Four years after the 1994 genocide in Rwanda, a long-exiled high school history teacher returns home to write a play about what happened, unaware of his father’s role in the atrocity.
In 1998, ten African writers visited Rwanda to observe and write about the aftermath of the genocide, in which members of the Hutu majority massacred hundreds of thousands of Rwandans, mostly of Tutsi ethnicity. Among the literature that came out of that experience is Diop’s (Kaveena, 2016, etc.) novel, originally published in 2000. Divided into four parts, the book alternates between fictionalized first-person accounts of the genocide and the story of Cornelius Uvimana, who fled the country years before and returns believing his only surviving family member is a beloved uncle. After arriving, however, he learns a horrifying truth: his father, a Hutu who Cornelius thought was killed for criticizing the government in the past, was secretly responsible for organizing a massacre at a technical school in Murambi, where Cornelius was born, and is actually still alive. Among the 50,000 to 60,000 murdered were Cornelius’ Tutsi mother and siblings; his father, meanwhile, has fled Rwanda. Soon Cornelius is back in Murambi, trying to come to terms with the fact that he is “the son of a monster.” Diop is equally effective at illuminating the political and the personal.
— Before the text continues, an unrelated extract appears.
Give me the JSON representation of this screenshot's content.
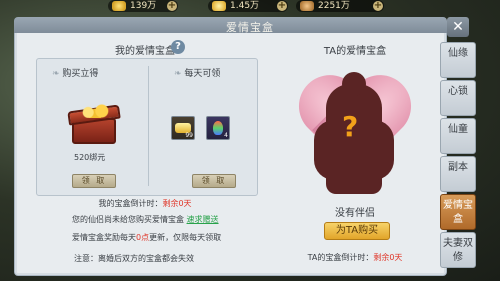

Though never didactic, he manages to cover everything from the role of the French government to the decadeslong history of Hutus murdering Tutsis. Meanwhile, readers may well find the harrowing first-person stories—told by everyone from victims to Cornelius’ father—difficult to shake. Most effectively rendered is Cornelius himself, whose struggle to deal with the reality of his father’s actions is as moving as it is complex. As one character tells him: “after a genocide, the real problem is not the victims but the executioners.”
A powerful contribution to the literature of the Rwandan genocide.